Not that it’s allowed to divert the general direction of The Terror, which eventually comes to a suitably pessimistic conclusion in the deceptively-titled “Always There… In Our Hearts”, which appears to harbour uplift, but turns out to be a final grim rumination about the uglier primal urges lurking in the human id, a litany of fear and pain, selfishness and domination, sorrow and sadness: “Always there in our hearts, there is evil that wants out”. But all these aspects of our character, Coyne suggests, are part of the Faustian pact that makes our lives worth living, the peaks and troughs that save us from the crushing defeat of bland mediocrity – a final twist that enables him to conclude the album with a gymnastic volte-face: “Always there in our hearts, a joy of life that overwhelms, overwhelms”.

Andy Gill

Q&A

WAYNE COYNE

Just what the world needs – an album about existential dread!

Given that musicians are, at their core, sensitive artists, there are times when we know we’re creating things, and other times when we know the desire to create is engaged by some other ghost of oneself. I think our best records are more when we’re surrendering, not trying to make things go a certain way. But maybe it’s just the nature of artists that they go towards existential dread!

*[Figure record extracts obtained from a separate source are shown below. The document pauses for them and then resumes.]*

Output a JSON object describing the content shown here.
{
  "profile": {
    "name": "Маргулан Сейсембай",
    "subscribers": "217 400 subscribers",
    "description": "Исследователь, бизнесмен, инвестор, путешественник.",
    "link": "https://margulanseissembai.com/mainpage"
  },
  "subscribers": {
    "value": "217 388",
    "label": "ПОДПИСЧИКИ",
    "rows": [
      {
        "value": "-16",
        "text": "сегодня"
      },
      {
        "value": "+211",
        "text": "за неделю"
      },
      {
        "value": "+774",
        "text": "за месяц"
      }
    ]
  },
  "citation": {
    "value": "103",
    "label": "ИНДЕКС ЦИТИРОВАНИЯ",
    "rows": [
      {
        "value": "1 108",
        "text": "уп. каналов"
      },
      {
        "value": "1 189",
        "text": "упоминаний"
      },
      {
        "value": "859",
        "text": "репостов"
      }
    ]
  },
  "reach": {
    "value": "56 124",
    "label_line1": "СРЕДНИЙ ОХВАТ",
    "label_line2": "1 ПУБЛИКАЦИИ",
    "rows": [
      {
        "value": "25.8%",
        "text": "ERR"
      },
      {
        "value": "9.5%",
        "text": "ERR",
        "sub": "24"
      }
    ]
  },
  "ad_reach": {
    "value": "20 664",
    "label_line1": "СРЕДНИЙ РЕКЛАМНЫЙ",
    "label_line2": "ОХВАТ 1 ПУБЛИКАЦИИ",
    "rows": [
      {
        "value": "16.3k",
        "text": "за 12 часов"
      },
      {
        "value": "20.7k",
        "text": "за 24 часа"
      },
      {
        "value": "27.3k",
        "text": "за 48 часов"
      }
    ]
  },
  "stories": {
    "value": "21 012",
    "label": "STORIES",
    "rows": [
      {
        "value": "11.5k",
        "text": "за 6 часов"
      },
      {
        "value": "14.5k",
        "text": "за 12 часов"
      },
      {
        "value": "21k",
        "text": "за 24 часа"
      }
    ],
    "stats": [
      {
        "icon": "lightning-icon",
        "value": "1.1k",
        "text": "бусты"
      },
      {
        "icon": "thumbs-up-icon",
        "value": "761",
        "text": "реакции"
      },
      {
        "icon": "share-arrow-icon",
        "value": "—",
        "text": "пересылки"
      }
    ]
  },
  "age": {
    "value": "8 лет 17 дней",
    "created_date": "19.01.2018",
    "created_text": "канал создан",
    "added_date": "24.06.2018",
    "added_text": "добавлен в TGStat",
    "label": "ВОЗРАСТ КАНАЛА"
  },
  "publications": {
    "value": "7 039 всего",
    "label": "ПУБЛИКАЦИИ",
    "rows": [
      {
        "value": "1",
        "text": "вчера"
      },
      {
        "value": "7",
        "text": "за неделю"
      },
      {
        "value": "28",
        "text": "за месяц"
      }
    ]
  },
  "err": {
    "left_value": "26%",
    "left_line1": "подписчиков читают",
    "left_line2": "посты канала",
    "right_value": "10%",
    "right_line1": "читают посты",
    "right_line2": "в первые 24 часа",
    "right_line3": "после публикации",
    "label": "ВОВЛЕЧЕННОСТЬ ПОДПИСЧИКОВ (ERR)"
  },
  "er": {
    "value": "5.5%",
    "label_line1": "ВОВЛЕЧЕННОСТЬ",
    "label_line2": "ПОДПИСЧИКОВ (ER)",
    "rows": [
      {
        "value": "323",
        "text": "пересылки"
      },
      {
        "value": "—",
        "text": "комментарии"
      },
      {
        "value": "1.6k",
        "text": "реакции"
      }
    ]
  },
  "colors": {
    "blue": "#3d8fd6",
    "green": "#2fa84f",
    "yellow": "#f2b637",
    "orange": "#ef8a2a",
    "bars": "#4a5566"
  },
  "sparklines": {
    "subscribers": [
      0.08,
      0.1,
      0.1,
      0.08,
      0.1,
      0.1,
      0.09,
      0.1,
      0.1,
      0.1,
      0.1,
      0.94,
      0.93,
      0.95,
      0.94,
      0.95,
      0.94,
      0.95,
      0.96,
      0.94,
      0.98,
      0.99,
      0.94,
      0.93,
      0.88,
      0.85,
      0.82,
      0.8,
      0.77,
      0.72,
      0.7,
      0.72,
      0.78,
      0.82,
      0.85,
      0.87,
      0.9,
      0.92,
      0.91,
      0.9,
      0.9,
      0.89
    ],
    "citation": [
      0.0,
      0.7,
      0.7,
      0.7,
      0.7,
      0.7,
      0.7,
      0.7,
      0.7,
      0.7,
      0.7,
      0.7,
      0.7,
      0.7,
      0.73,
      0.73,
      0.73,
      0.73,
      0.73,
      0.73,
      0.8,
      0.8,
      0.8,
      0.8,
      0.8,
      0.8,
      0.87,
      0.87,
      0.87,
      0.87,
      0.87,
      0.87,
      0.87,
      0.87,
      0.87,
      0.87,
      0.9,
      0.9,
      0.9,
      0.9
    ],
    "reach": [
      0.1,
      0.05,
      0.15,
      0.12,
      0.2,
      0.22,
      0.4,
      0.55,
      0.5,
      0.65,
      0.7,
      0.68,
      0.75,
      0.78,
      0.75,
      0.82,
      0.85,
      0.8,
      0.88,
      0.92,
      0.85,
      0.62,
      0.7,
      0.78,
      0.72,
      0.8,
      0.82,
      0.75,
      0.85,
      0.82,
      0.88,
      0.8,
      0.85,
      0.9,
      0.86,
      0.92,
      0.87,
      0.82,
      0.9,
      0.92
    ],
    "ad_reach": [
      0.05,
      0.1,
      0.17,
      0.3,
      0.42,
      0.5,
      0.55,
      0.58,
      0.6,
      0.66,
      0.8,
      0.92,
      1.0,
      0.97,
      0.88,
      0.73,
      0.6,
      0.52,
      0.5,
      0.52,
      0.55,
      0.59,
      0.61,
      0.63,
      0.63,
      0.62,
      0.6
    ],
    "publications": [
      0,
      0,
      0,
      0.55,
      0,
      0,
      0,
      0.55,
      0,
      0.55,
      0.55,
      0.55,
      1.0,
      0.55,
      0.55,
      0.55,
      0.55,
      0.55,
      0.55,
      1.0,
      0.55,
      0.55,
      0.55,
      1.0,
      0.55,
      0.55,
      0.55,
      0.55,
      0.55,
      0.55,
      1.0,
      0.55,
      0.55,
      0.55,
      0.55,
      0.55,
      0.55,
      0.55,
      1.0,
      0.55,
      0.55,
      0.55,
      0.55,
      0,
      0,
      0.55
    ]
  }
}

On this album there’s a distinct lack of chord changes and the usual narrative structures of songs – was that just how it turned out?

Sometimes when making a record, it isn’t that you know what you want, you just know what you don’t want, and what you end up making the record from is what’s leftover from the things you didn’t want. So I wouldn’t say I wanted this, I just didn’t reject it. I absolutely love this record, but I don’t know why we made it. It’s kind of like we’re hypnotised.

Are you a glass-half-empty kind of guy?

It’s a bit like a drug experience: there’s a time when you know you’re going to get high, and there’s a moment when you’re just absolutely taken away, then there’s a time when that moment is over, and you come down: you aren’t really there for very long. A lot of things in life are like that. Especially love – you don’t want to live without it, so you pursue it and try to create it, but the minute you feel as though you have it, it flips over and you start worrying, Oh god, what would my life be like without this? You’re never without that anxiety.